How does Tegaserod affect GI motility?

It stimulates GI peristalsis, increases intestinal fluid secretion, and reduces visceral sensation.

What is the clinical use of Tegaserod?

It is used to treat IBS-C in women.

Why is Tegaserod only available for emergency use?

Due to cardiovascular (CV) risks associated with its use.

How do serotonin modulators help in IBS treatment?

They regulate GI motility by either slowing (5-HT₃ antagonists) or stimulating (5-HT₄ agonists) bowel movements.

What drug is used to treat diarrhea-dominant IBS (IBS-D)?

Eluxadoline (Viberzi).

What is the mechanism of action (MOA) of Eluxadoline?

Eluxadoline is a peripherally-acting μ opioid receptor (MOR) agonist and a δ opioid receptor (DOR) antagonist in the myenteric plexus.

How does Eluxadoline affect the μ opioid receptor (MOR)?

It activates MOR, leading to K+ channel activation and Ca²+ channel inhibition in cajal cells and enteric neurons, which slows GI motility.

How does Eluxadoline affect intestinal secretion?

It inhibits intestinal secretion by reducing chloride (Cl⁻) secretion and passive water movement.

What is the function of the δ opioid receptor (DOR) in the GI tract?

Similar to MOR, DOR activation slows GI motility and affects secretion.

Why is Eluxadoline preferred over a MOR-only agonist for IBS-D?

Eluxadoline is an agonist for MOR (which reduces pain and slows motility) but an antagonist for DOR, reducing the likelihood of opioid-induced constipation.

What is the advantage of Eluxadoline over traditional opioids for diarrhea control?

It provides pain relief via MOR agonism while controlling diarrhea with less risk of constipation due to DOR antagonism.

Eluxadoline works on two different receptors, what are they and what effects do they have?

It acts on both the μ (MOR) and δ (DOR) receptors but with different effects—agonist at MOR, antagonist at DOR.

What tricyclic antidepressants (TCAs) are used for IBS-D management?

Amitriptyline and Desipramine.

How do TCAs help in IBS-D?

They slow GI motility due to their anticholinergic effects.

What are anticholinergic agents used for in IBS-D?

They help reduce bowel motility and secretions.

What is Loperamide and how does it help in IBS-D?

Loperamide is an opioid receptor agonist that slows GI motility, acting as a "poor man's Viberzi."

How does Loperamide work?

It activates μ opioid receptors in the gut to slow peristalsis and reduce diarrhea.

What is the mechanism of action (MOA) of Lubiprostone (Amitiza)?

Lubiprostone stimulates type 2 chloride channels (ClC-2) in the small intestine, increasing Cl⁻-rich intestinal fluid.

What is the clinical use of Lubiprostone?
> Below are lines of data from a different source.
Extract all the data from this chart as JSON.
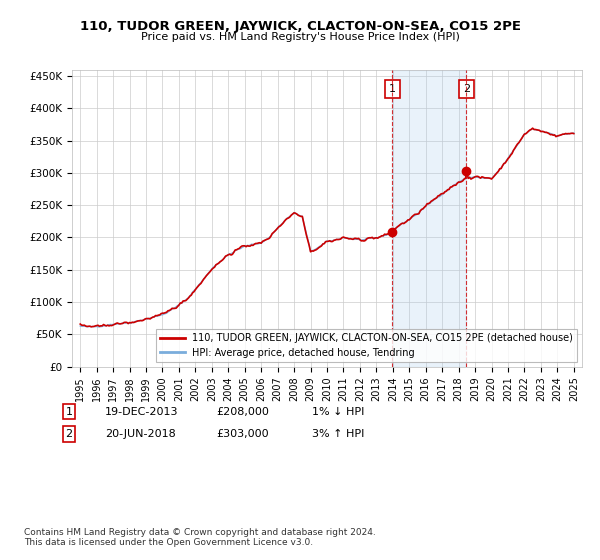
{
  "title": "110, TUDOR GREEN, JAYWICK, CLACTON-ON-SEA, CO15 2PE",
  "subtitle": "Price paid vs. HM Land Registry's House Price Index (HPI)",
  "ylabel_ticks": [
    "£0",
    "£50K",
    "£100K",
    "£150K",
    "£200K",
    "£250K",
    "£300K",
    "£350K",
    "£400K",
    "£450K"
  ],
  "ylabel_values": [
    0,
    50000,
    100000,
    150000,
    200000,
    250000,
    300000,
    350000,
    400000,
    450000
  ],
  "ylim": [
    0,
    460000
  ],
  "xlim_start": 1994.5,
  "xlim_end": 2025.5,
  "xticks": [
    1995,
    1996,
    1997,
    1998,
    1999,
    2000,
    2001,
    2002,
    2003,
    2004,
    2005,
    2006,
    2007,
    2008,
    2009,
    2010,
    2011,
    2012,
    2013,
    2014,
    2015,
    2016,
    2017,
    2018,
    2019,
    2020,
    2021,
    2022,
    2023,
    2024,
    2025
  ],
  "hpi_color": "#7aaddc",
  "price_color": "#cc0000",
  "shaded_region_color": "#ddeeff",
  "marker1_x": 2013.97,
  "marker2_x": 2018.47,
  "marker1_price": 208000,
  "marker2_price": 303000,
  "legend_entries": [
    "110, TUDOR GREEN, JAYWICK, CLACTON-ON-SEA, CO15 2PE (detached house)",
    "HPI: Average price, detached house, Tendring"
  ],
  "footer": "Contains HM Land Registry data © Crown copyright and database right 2024.\nThis data is licensed under the Open Government Licence v3.0.",
  "background_color": "#ffffff",
  "grid_color": "#cccccc"
}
It is used to treat constipation in women with IBS-C and chronic idiopathic constipation.

How does Lubiprostone increase intestinal hydration?
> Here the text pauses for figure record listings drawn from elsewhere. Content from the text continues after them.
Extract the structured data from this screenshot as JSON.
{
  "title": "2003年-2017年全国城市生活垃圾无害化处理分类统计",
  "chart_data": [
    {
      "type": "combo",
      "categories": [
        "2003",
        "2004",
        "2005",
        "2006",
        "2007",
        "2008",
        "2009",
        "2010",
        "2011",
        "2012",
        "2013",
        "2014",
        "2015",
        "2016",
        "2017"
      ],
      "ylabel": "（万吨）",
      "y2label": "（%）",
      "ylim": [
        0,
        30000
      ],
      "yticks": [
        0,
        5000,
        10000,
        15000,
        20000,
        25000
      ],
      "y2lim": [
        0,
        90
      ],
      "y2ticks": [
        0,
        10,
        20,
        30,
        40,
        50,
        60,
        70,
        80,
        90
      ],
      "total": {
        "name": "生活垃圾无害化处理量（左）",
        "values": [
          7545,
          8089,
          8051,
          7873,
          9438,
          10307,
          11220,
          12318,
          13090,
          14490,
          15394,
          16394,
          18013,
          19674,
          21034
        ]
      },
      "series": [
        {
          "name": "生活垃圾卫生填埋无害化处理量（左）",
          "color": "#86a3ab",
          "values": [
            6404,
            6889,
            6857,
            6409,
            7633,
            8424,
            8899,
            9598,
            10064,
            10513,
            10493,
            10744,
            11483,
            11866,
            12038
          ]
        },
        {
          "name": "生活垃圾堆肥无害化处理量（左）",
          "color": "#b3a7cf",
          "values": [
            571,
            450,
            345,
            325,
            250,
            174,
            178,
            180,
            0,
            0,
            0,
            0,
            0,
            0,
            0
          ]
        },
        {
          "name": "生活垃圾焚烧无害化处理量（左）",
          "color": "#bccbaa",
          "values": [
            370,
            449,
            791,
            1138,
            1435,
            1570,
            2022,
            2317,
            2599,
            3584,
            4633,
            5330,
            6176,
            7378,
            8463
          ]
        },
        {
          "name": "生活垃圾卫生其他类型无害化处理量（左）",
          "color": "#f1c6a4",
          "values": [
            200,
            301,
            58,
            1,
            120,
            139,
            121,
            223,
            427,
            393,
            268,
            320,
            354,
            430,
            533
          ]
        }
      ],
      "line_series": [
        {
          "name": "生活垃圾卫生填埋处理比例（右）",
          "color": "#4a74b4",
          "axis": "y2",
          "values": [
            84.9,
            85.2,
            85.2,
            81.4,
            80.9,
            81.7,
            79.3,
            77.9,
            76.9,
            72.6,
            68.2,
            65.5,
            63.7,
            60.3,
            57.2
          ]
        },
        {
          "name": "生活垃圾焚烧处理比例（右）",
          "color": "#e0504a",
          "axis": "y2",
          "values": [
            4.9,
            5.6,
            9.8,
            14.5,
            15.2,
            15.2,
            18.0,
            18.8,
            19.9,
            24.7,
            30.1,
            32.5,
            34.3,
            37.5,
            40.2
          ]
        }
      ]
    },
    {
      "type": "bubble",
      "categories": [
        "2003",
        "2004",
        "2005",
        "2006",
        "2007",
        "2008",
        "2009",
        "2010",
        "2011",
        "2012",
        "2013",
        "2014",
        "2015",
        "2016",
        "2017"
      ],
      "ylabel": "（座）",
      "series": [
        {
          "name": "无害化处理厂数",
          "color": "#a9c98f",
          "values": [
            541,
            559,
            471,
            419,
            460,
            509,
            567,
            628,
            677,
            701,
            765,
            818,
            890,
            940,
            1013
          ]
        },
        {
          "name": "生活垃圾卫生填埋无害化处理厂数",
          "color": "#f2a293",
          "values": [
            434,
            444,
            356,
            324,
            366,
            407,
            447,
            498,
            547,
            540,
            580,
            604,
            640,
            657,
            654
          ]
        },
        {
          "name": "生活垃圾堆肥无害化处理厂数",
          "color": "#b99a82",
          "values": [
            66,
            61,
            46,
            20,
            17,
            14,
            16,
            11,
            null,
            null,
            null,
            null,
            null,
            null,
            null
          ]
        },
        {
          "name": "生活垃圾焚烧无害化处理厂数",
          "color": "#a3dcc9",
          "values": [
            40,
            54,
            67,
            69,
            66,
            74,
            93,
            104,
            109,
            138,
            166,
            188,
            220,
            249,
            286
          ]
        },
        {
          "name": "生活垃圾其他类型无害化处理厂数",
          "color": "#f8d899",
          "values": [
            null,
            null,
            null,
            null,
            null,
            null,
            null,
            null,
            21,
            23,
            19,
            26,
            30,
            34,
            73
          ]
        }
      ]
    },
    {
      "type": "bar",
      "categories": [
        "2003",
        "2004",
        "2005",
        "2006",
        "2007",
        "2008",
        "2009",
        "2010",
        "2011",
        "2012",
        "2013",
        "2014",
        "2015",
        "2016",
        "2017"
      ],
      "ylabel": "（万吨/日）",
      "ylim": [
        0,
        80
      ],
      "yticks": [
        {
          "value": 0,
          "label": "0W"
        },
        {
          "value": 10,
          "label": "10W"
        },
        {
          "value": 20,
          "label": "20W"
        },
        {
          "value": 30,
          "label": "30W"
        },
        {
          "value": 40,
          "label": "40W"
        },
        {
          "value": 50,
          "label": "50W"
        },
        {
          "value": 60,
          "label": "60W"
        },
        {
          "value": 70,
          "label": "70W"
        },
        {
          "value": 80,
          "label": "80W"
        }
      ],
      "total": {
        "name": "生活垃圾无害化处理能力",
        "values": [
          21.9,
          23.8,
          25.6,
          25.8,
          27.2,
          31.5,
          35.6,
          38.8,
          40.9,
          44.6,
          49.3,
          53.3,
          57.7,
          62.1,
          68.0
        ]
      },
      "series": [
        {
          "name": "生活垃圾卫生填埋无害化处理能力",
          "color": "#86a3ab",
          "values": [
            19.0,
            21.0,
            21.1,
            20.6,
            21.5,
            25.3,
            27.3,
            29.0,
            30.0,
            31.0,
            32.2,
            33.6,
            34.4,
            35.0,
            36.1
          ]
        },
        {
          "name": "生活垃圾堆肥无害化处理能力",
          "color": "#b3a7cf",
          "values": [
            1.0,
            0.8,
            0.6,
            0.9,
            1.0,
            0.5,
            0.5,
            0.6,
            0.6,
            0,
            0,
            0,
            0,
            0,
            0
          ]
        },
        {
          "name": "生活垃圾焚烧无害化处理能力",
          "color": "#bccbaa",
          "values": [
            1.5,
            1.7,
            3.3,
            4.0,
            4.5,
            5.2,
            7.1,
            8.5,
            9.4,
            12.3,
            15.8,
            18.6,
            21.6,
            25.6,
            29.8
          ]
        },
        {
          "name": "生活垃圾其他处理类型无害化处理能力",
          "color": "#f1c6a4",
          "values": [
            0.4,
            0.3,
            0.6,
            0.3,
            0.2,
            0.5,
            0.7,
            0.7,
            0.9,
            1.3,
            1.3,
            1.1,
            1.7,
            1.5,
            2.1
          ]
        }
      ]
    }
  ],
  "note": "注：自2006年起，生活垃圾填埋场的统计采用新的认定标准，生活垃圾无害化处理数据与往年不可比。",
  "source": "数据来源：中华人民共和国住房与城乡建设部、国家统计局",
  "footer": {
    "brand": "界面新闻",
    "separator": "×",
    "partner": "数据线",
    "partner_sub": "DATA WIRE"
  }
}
It activates Cl⁻ channels, causing chloride secretion into the lumen, followed by sodium and water.

What is the mechanism of action (MOA) of Linaclotide (Linzess)?

Linaclotide is a 14-amino acid peptide agonist on guanylate cyclase-C (GC-C) receptors, increasing cGMP levels.

What are the downstream effects of Linaclotide?

It activates CFTR chloride channels, leading to Cl⁻ and bicarbonate secretion, which draws water into the intestinal lumen.

What additional benefit does Linaclotide provide besides treating constipation?

It decreases activity in pain-sensing afferent neurons, helping with abdominal pain relief.

What conditions is Linaclotide used to treat?

IBS-C and chronic idiopathic constipation.

How does Linaclotide's action compare to Lubiprostone?

Both drugs increase chloride and water secretion into the lumen, but Linaclotide works via cGMP signaling, whereas Lubiprostone directly activates chloride channels.